Sorry folks, but the American Dream is a lie. According to the Federal Reserve Survey, the bottom 90 percent of Americans currently hold 22.8 percent of the household wealth. Meanwhile, the top 0.1 percent holds 22 percent of the wealth.
A gap this big hasn’t occurred since the Great Depression, and the combined wealth of the bottom 90 percent has been steadily declining since 1986. In contrast, the combined wealth of the Forbes 400 list has jumped from $125 billion to $2.29 trillion since 1984—an increase of 1,832 percent.
In terms of financial asset ownership, the top 10 percent of Americans hold 84.5 percent of the assets, while the next 40 percent hold 14.5 percent and the bottom 50 percent only holds 0.8 percent. If you’re a person of color, this growing wealth gap can be particularly bad news. The median net worth of a white household in this country is almost 13 times that of a black household, jumping from “only” six times as much at the turn of the century.
This all means that the American Dream of working hard and making your million is getting significantly less likely with each passing year, as the wealth in this country continues to be concentrated in the hands of the few.
The notion of the American Dream, however, is still being taken seriously. As 2016 presidential candidate United States Sen. Marco Rubio said in a general speech to the Senate, “We have never been a nation of haves and have nots. We are a nation of haves and soon-to-haves. Of people who have made it, and people who will make it.” But as the numbers above show us, this is clearly not true.
The American Dream is taken seriously because Americans are raised to be hopelessly optimistic about the economy. Fed to us by politicians, the media and corporations, the lie of the American Dream is designed to keep the 90 percent working hard for optimism’s sake. We do not have the time to think critically about what policies are being made that reinforce the wealth gap—such as repealing the estate tax—or how oppressive our current economic situations are.
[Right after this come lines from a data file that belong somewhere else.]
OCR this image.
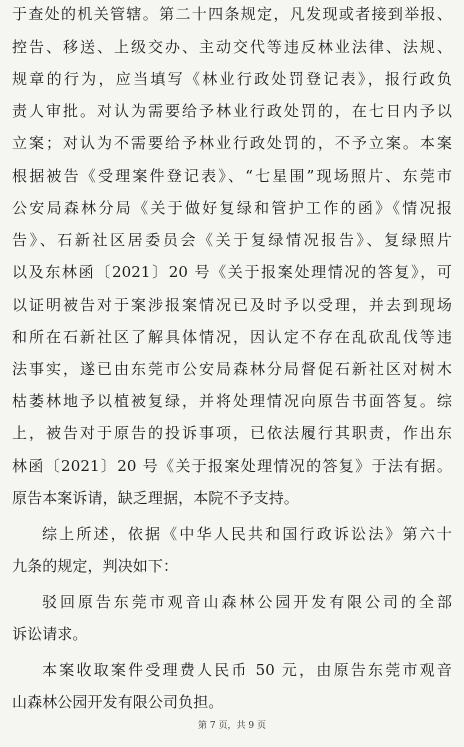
于查处的机关管辖。第二十四条规定，凡发现或者接到举报、
控告、移送、上级交办、主动交代等违反林业法律、法规、
规章的行为，应当填写《林业行政处罚登记表》，报行政负
责人审批。对认为需要给予林业行政处罚的，在七日内予以
立案；对认为不需要给予林业行政处罚的，不予立案。本案
根据被告《受理案件登记表》、“七星围”现场照片、东莞市
公安局森林分局《关于做好复绿和管护工作的函》《情况报
告》、石新社区居委员会《关于复绿情况报告》、复绿照片
以及东林函〔2021〕20 号《关于报案处理情况的答复》，可
以证明被告对于案涉报案情况已及时予以受理，并去到现场
和所在石新社区了解具体情况，因认定不存在乱砍乱伐等违
法事实，遂已由东莞市公安局森林分局督促石新社区对树木
枯萎林地予以植被复绿，并将处理情况向原告书面答复。综
上，被告对于原告的投诉事项，已依法履行其职责，作出东
林函〔2021〕20 号《关于报案处理情况的答复》于法有据。
原告本案诉请，缺乏理据，本院不予支持。
综上所述，依据《中华人民共和国行政诉讼法》第六十
九条的规定，判决如下：
驳回原告东莞市观音山森林公园开发有限公司的全部
诉讼请求。
本案收取案件受理费人民币 50 元，由原告东莞市观音
山森林公园开发有限公司负担。
第 7 页，共 9 页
As we are crushed by student loans, medical bills and rent, not only do we believe these lies, but we propagate them. The Blaze blogger—and member of the 90 percent— Matt Walsh writes, “Take on extra shifts if you can. Work holidays if you have to. Do whatever it takes ... I guarantee you won’t be wearing that White Castle uniform forever … it [is] an uncomfortable rung on a ladder to a better place.”
Despite Walsh’s assertions, the Center for Economic and Policy Research reports that about 40 percent of fast food employees are over 25 years old. For many, these jobs at which a worker earns an average of $12,000 per year are not a rung on the ladder of the American Dream, but rather a meager pittance on which they scrape by from ages 25–60. And this is just one kind of low-paying job in which millions of the poorest Americans are employed. The lower classes are literally working their lives away, but not so that they can make their millions. It is so that the American wealth can continue to be concentrated into the hands of other people: the already wealthy.
Nothing will change if we all keep working hard just to pass the literal bucks to our wealthiest compatriots. Things will only change in America if the 90 percent realize that we are not “temporarily poor soon-to-haves,” but instead an extensive and modernized serfdom in the 21st century. We need to use our collective voice to make change happen by demanding policies that don’t benefit the wealthy and that enforce livable wages for all.